Extell Development is wasting no time to control the entire valuable-but-largely-vacant 14-building Ring portfolio after it gained 50 percent interest in the package this week. It is already suing to force a sale of at least seven of the properties, court records show.
Gary Barnett’s Extell filed complaints yesterday in New York State Supreme Court. The move came just two days after the development firm bought a 50 percent stake in the portfolio. More filings are expected today, one source said.
For decades, brothers Frank and Michael Ring each owned a 50 percent stake in the properties concentrated in the booming Midtown South market. Frank Ring, through F.M. Ring Associates, was largely responsible for managing them. Over the last decade, however, and accelerating in recent years, the buildings became increasingly vacant, and the once profitable portfolio began to lose money, court records show.
The judicial sale is needed because Extell and Frank Ring each own a so-called tenant in common interest, and would allow either Extell, Frank Ring or an outside buyer to purchase the properties at auction.
Princeton Holdings and its partners, including debt investor the Bluestone Group (led by debt investors including Tabak’s brother Eli), put down a $10 million deposit in 2011 in an effort to buy half of Michael Ring’s stake, or 25 percent of the package, for $112.5 million. But, Michael Ring balked at the deal, and the parties battled in court until Extell settled the dispute by snapping up Princeton Holdings’ interest for $74 million and paying Michael Ring an undisclosed sum.

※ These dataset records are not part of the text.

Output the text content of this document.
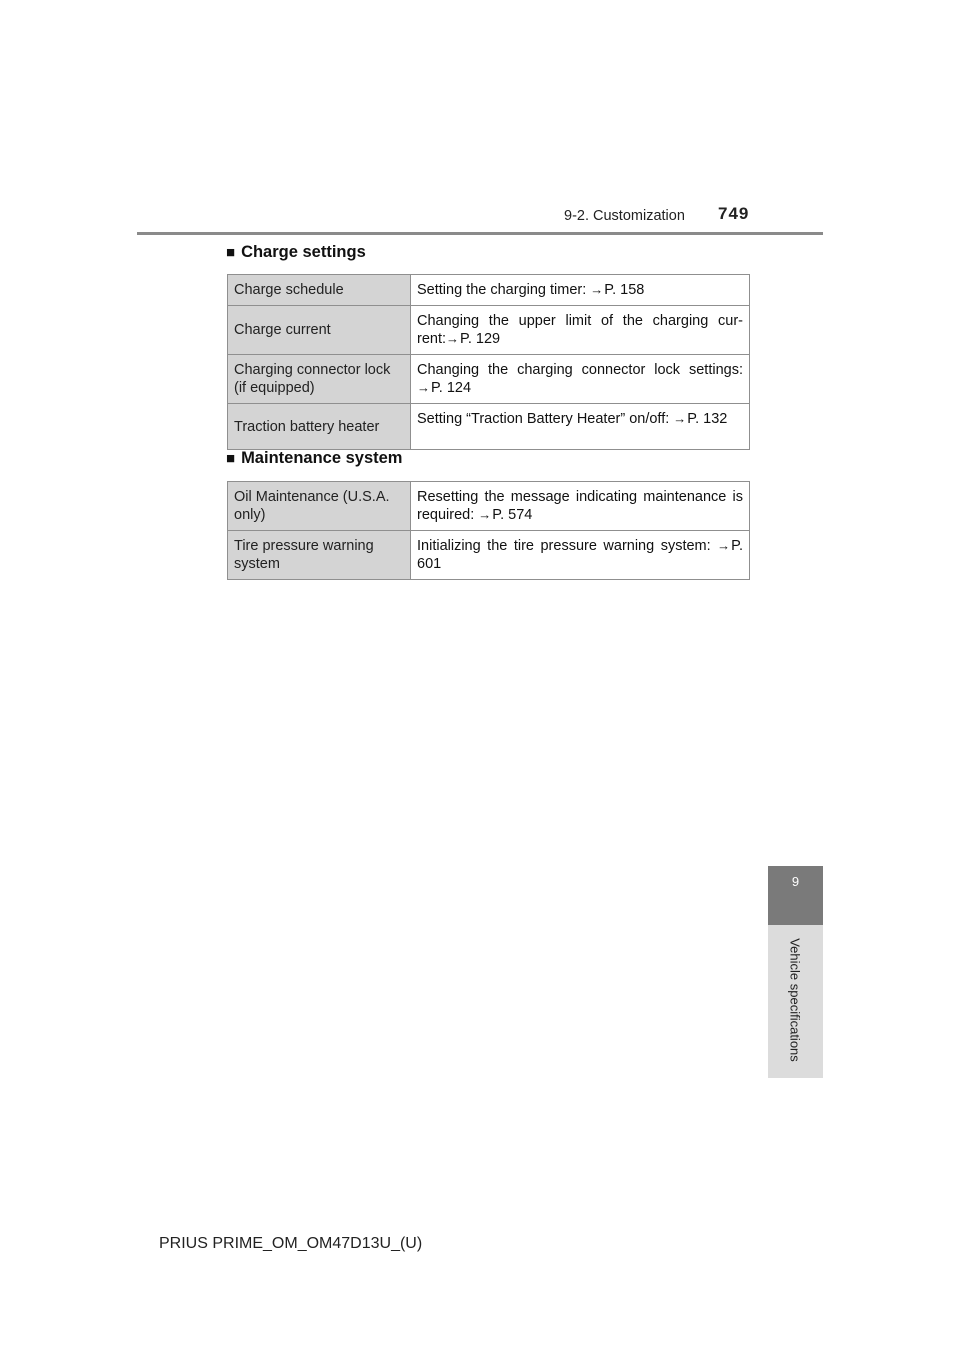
9-2. Customization 749
■ Charge settings
Charge schedule	Setting the charging timer: →P. 158
Charge current	Changing the upper limit of the charging cur-rent:→P. 129
Charging connector lock (if equipped)	Changing the charging connector lock settings: →P. 124
Traction battery heater	Setting “Traction Battery Heater” on/off: →P. 132
■ Maintenance system
Oil Maintenance (U.S.A. only)	Resetting the message indicating maintenance is required: →P. 574
Tire pressure warning system	Initializing the tire pressure warning system: →P. 601
9
Vehicle specifications
PRIUS PRIME_OM_OM47D13U_(U)
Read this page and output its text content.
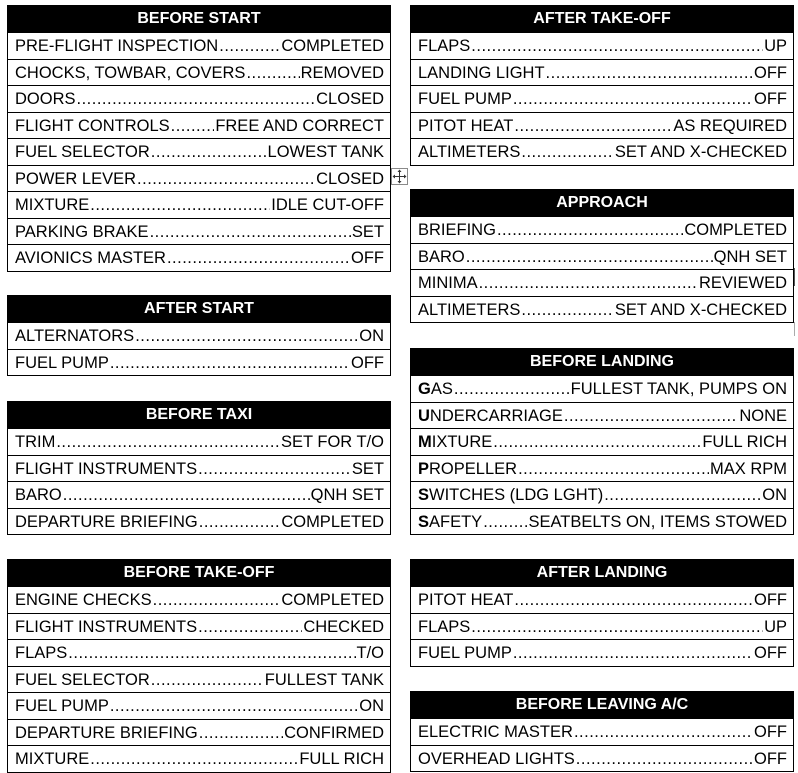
BEFORE START
PRE-FLIGHT INSPECTION .....	COMPLETED
CHOCKS, TOWBAR, COVERS .....	REMOVED
DOORS .....	CLOSED
FLIGHT CONTROLS .....	FREE AND CORRECT
FUEL SELECTOR .....	LOWEST TANK
POWER LEVER .....	CLOSED
MIXTURE .....	IDLE CUT-OFF
PARKING BRAKE .....	SET
AVIONICS MASTER .....	OFF
AFTER START
ALTERNATORS .....	ON
FUEL PUMP .....	OFF
BEFORE TAXI
TRIM .....	SET FOR T/O
FLIGHT INSTRUMENTS .....	SET
BARO .....	QNH SET
DEPARTURE BRIEFING .....	COMPLETED
BEFORE TAKE-OFF
ENGINE CHECKS .....	COMPLETED
FLIGHT INSTRUMENTS .....	CHECKED
FLAPS .....	T/O
FUEL SELECTOR .....	FULLEST TANK
FUEL PUMP .....	ON
DEPARTURE BRIEFING .....	CONFIRMED
MIXTURE .....	FULL RICH
AFTER TAKE-OFF
FLAPS .....	UP
LANDING LIGHT .....	OFF
FUEL PUMP .....	OFF
PITOT HEAT .....	AS REQUIRED
ALTIMETERS .....	SET AND X-CHECKED
APPROACH
BRIEFING .....	COMPLETED
BARO .....	QNH SET
MINIMA .....	REVIEWED
ALTIMETERS .....	SET AND X-CHECKED
BEFORE LANDING
GAS .....	FULLEST TANK, PUMPS ON
UNDERCARRIAGE .....	NONE
MIXTURE .....	FULL RICH
PROPELLER .....	MAX RPM
SWITCHES (LDG LGHT) .....	ON
SAFETY .....	SEATBELTS ON, ITEMS STOWED
AFTER LANDING
PITOT HEAT .....	OFF
FLAPS .....	UP
FUEL PUMP .....	OFF
BEFORE LEAVING A/C
ELECTRIC MASTER .....	OFF
OVERHEAD LIGHTS .....	OFF
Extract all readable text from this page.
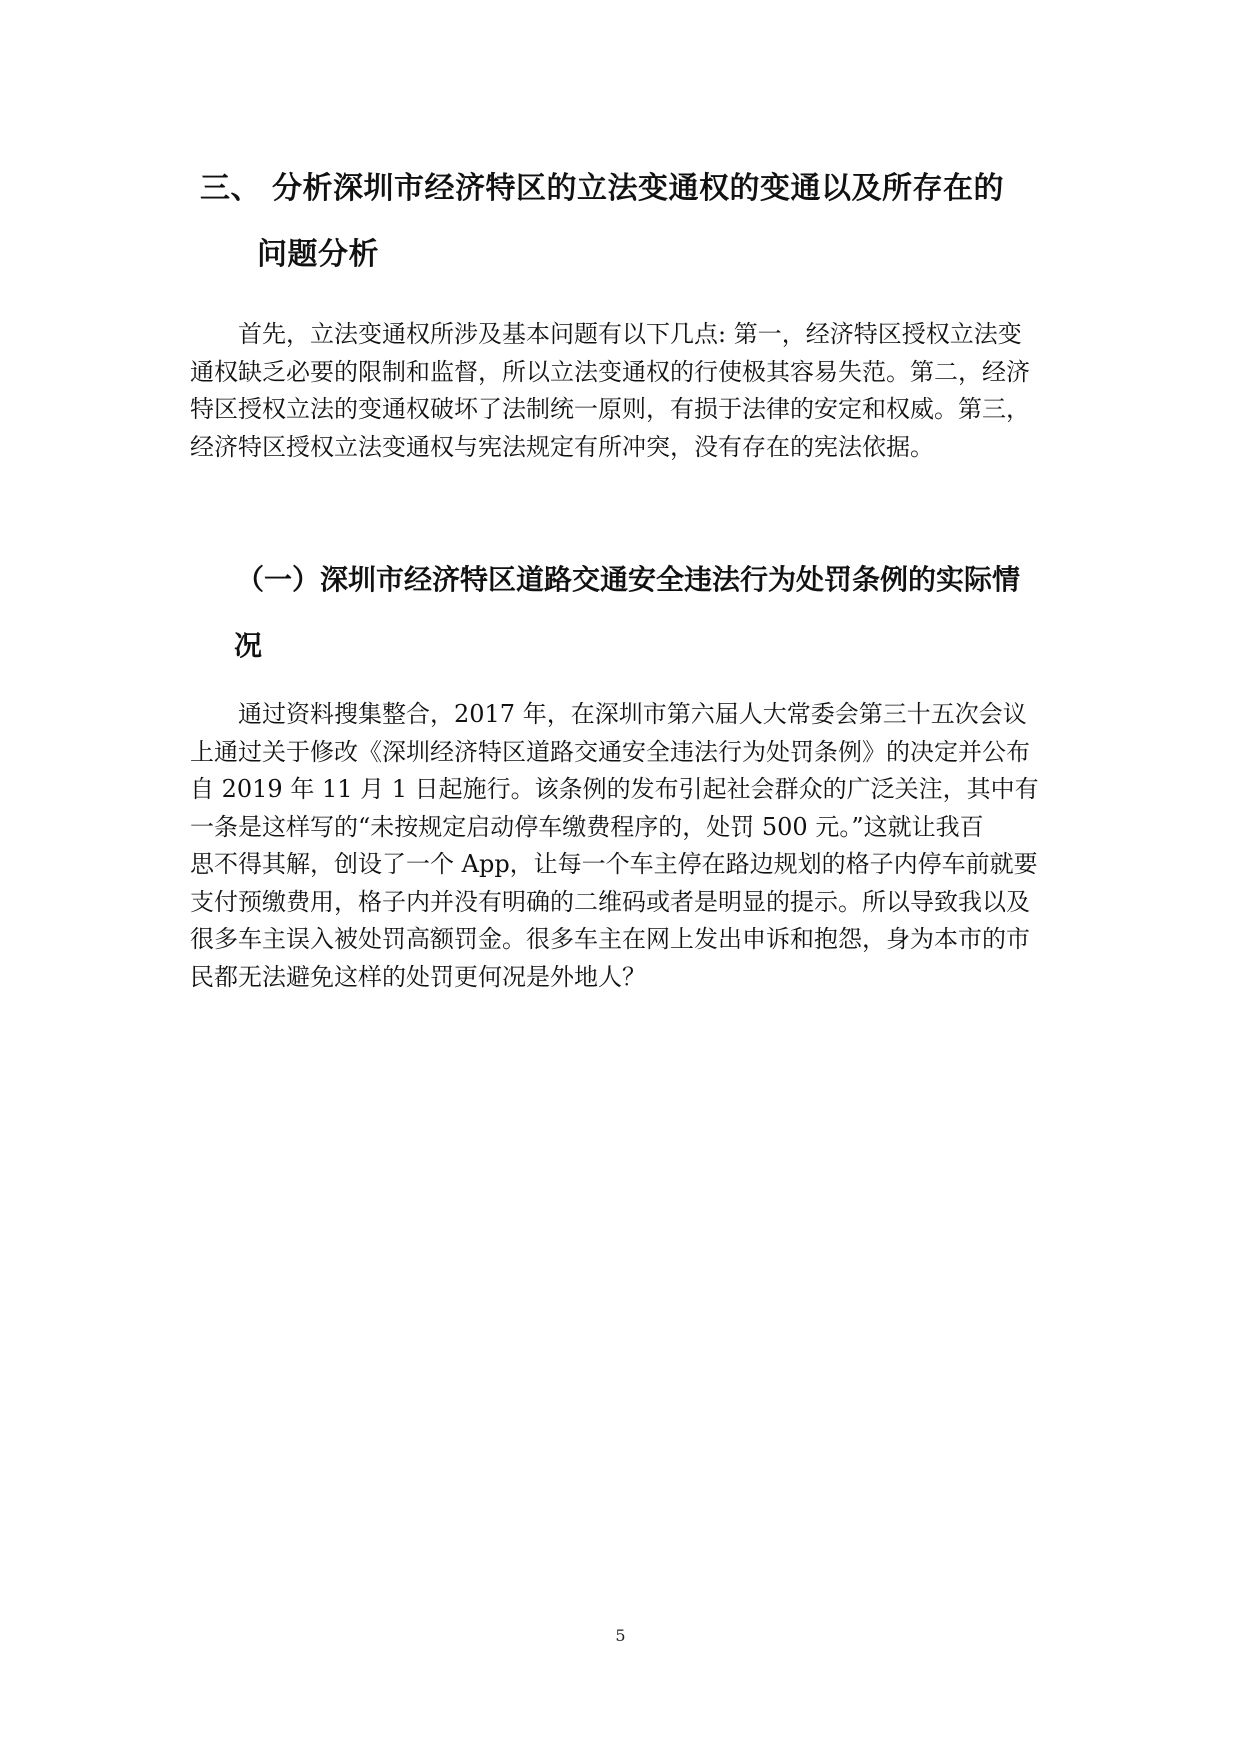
三、 分析深圳市经济特区的立法变通权的变通以及所存在的
问题分析

首先，立法变通权所涉及基本问题有以下几点: 第一，经济特区授权立法变
通权缺乏必要的限制和监督，所以立法变通权的行使极其容易失范。第二，经济
特区授权立法的变通权破坏了法制统一原则，有损于法律的安定和权威。第三，
经济特区授权立法变通权与宪法规定有所冲突，没有存在的宪法依据。

（一）深圳市经济特区道路交通安全违法行为处罚条例的实际情
况

通过资料搜集整合，2017 年，在深圳市第六届人大常委会第三十五次会议
上通过关于修改《深圳经济特区道路交通安全违法行为处罚条例》的决定并公布
自 2019 年 11 月 1 日起施行。该条例的发布引起社会群众的广泛关注，其中有
一条是这样写的“未按规定启动停车缴费程序的，处罚 500 元。”这就让我百
思不得其解，创设了一个 App，让每一个车主停在路边规划的格子内停车前就要
支付预缴费用，格子内并没有明确的二维码或者是明显的提示。所以导致我以及
很多车主误入被处罚高额罚金。很多车主在网上发出申诉和抱怨，身为本市的市
民都无法避免这样的处罚更何况是外地人？

5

The 1 million-square-foot portfolio includes 212 Fifth Avenue, 125 West 24th Street, 23 West 24th Street and 34 West 17th Street, and is estimated to be worth from $400 million to $500 million.
One source said Extell wanted to move quickly in an effort to consolidate the sale of the package with a related judicial sale a judge recently approved for 251 Park Avenue South. That building is now 75 percent controlled by Extell, with Frank Ring owning the remaining 25 percent.
Frank Ring and Extell did not immediately respond to a request for comment. Michael Ring could not be reached for comment.